Com um
percurso cada vez mais sólido dentro do heavy
metal nacional, os Toxikull regressam com Turbulence, um álbum que
reforça a identidade da banda e evidencia uma abordagem mais madura, intensa e
ambiciosa. E marcando, desta forma, mais um passo importante na afirmação do
grupo português. Voltamos a conversar com Lex Thunder, agora sobre este novo
registo, não esquecendo a evolução da banda ao longo dos anos e os desafios
deste novo ciclo.
Olá, Lex, mais uma vez,
obrigado pela tua disponibilidade! Para quem possa ainda não estar totalmente
familiarizado com os Toxikull, como apresentarias a banda neste momento da
vossa carreira, à luz do lançamento de Turbulence?
Somos uma banda de heavy metal clássico com
ambição de arenas, com muito rock ’n’ roll e atitude. Sempre tivemos
essa base, mas agora está mais focada e mais clara. Turbulence mostra
bem onde estamos. Uma banda mais forte, mais confiante e com vontade de ir mais
longe.
Turbulence surge após um percurso
consistente e cada vez mais afirmado. Sentem que este é o álbum que melhor
define a identidade dos Toxikull até agora?

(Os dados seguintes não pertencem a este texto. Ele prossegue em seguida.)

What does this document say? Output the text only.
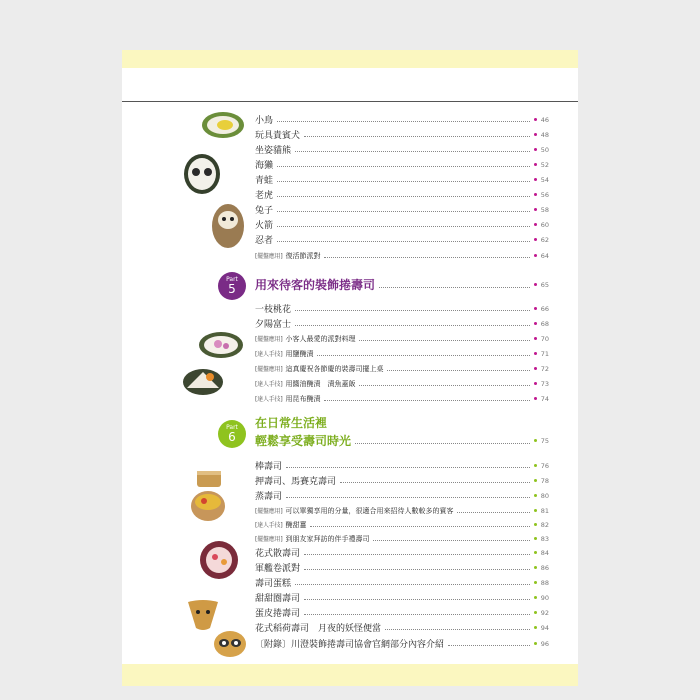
Part
5	用來待客的裝飾捲壽司	65
Part
6
在日常生活裡
輕鬆享受壽司時光	75
小鳥	46
玩具貴賓犬	48
坐姿貓熊	50
海獺	52
青蛙	54
老虎	56
兔子	58
火箭	60
忍者	62
[擺盤應用] 復活節派對	64
一枝桃花	66
夕陽富士	68
[擺盤應用] 小客人最愛的派對料理	70
[達人手技] 用鹽醃漬	71
[擺盤應用] 這真慶祝各節慶的裝壽司擺上桌	72
[達人手技] 用醬油醃漬　漬魚蓋飯	73
[達人手技] 用昆布醃漬	74
棒壽司	76
押壽司、馬賽克壽司	78
蒸壽司	80
[擺盤應用] 可以單獨享用的分量，很適合用來招待人數較多的賓客	81
[達人手技] 醃甜薑	82
[擺盤應用] 到朋友家拜訪的伴手禮壽司	83
花式散壽司	84
軍艦卷派對	86
壽司蛋糕	88
甜甜圈壽司	90
蛋皮捲壽司	92
花式稻荷壽司　月夜的妖怪便當	94
〔附錄〕川澄裝飾捲壽司協會官網部分內容介紹	96
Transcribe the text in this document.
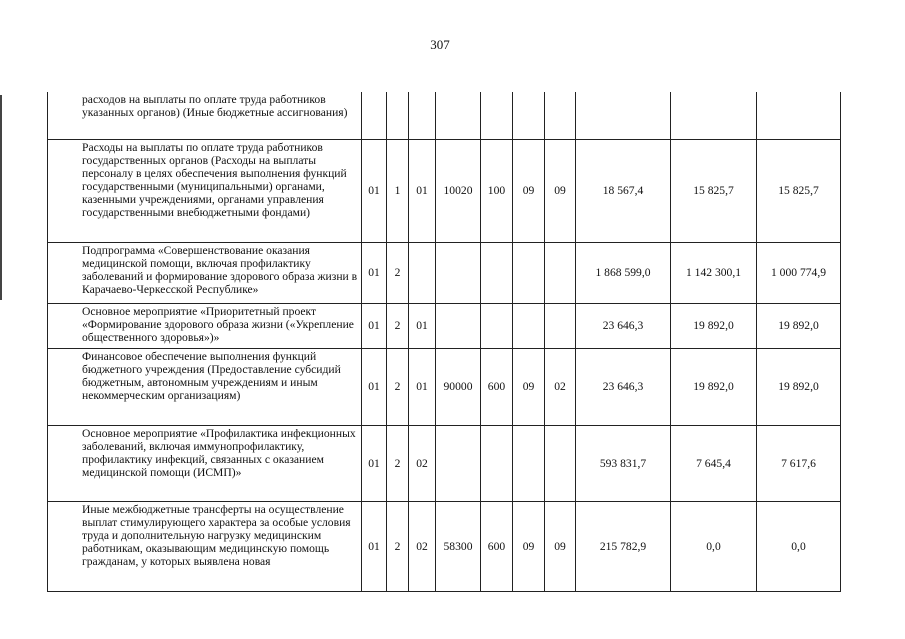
307
расходов на выплаты по оплате труда работников указанных органов) (Иные бюджетные ассигнования)										
Расходы на выплаты по оплате труда работников государственных органов (Расходы на выплаты персоналу в целях обеспечения выполнения функций государственными (муниципальными) органами, казенными учреждениями, органами управления государственными внебюджетными фондами)	01	1	01	10020	100	09	09	18 567,4	15 825,7	15 825,7
Подпрограмма «Совершенствование оказания медицинской помощи, включая профилактику заболеваний и формирование здорового образа жизни в Карачаево-Черкесской Республике»	01	2						1 868 599,0	1 142 300,1	1 000 774,9
Основное мероприятие «Приоритетный проект «Формирование здорового образа жизни («Укрепление общественного здоровья»)»	01	2	01					23 646,3	19 892,0	19 892,0
Финансовое обеспечение выполнения функций бюджетного учреждения (Предоставление субсидий бюджетным, автономным учреждениям и иным некоммерческим организациям)	01	2	01	90000	600	09	02	23 646,3	19 892,0	19 892,0
Основное мероприятие «Профилактика инфекционных заболеваний, включая иммунопрофилактику, профилактику инфекций, связанных с оказанием медицинской помощи (ИСМП)»	01	2	02					593 831,7	7 645,4	7 617,6
Иные межбюджетные трансферты на осуществление выплат стимулирующего характера за особые условия труда и дополнительную нагрузку медицинским работникам, оказывающим медицинскую помощь гражданам, у которых выявлена новая	01	2	02	58300	600	09	09	215 782,9	0,0	0,0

Acho que é o disco que melhor mostra aquilo que somos
neste momento. Um culminar de vários anos de experiência, crescimento e
sintonia uns entre uns outros, tanto a nível musical como de atitude.
Há uma clara sensação
de evolução contínua no vosso som, sem nunca perder a raiz no heavy/speed metal
clássico. Como descrevem esse processo de crescimento ao longo dos álbuns?
Não pensamos muito nisso. Nunca houve um plano de
“vamos evoluir assim ou assado”. As coisas vão acontecendo e vamos fazendo a música
que simplesmente nos faz sentido e que acima de tudo gostamos. A base está lá
desde o início heavy e speed metal e isso não muda. O que muda é
a forma como sentimos e escrevemos a música. Com o tempo vais percebendo melhor
o que queres fazer e como queres soar.
O novo álbum demonstra
uma maturidade evidente na composição. Essa evolução foi algo consciente
durante o processo criativo ou surgiu de forma natural?
Foi natural. Acho que tem a ver com o tempo que já
levamos a fazer isto e com a ligação que eu e o Michael temos a compor juntos.
Já nos entendemos muito bem nesse processo. As músicas acabam por sair mais
sólidas, mais diretas, sem grandes complicações.
O disco apresenta uma
forte componente conceptual. Podes aprofundar os temas centrais de Turbulence e a narrativa
que o atravessa?
Não diria que é um disco conceptual. São músicas
diferentes, mas que acabam por estar ligadas por um certo estado de espírito.
Muito disso vem de experiências pessoais que prefiro não explicar diretamente,
mas que acabam por sair na música de forma mais disfarçada. Turbulence é
isso: momentos em que sentes que não tens controlo, em que as coisas começam a
apertar. Há tensão, há claustrofobia, há instabilidade… mas também há
resistência e aceitação. Creio que a sonoridade do disco conseguiu captar isso.
Ainda dentro desse
universo conceptual, recentemente partilharam nas redes sociais o conceito de Dragon Magic. Que
papel desempenha essa ideia no imaginário da banda e na construção deste ciclo?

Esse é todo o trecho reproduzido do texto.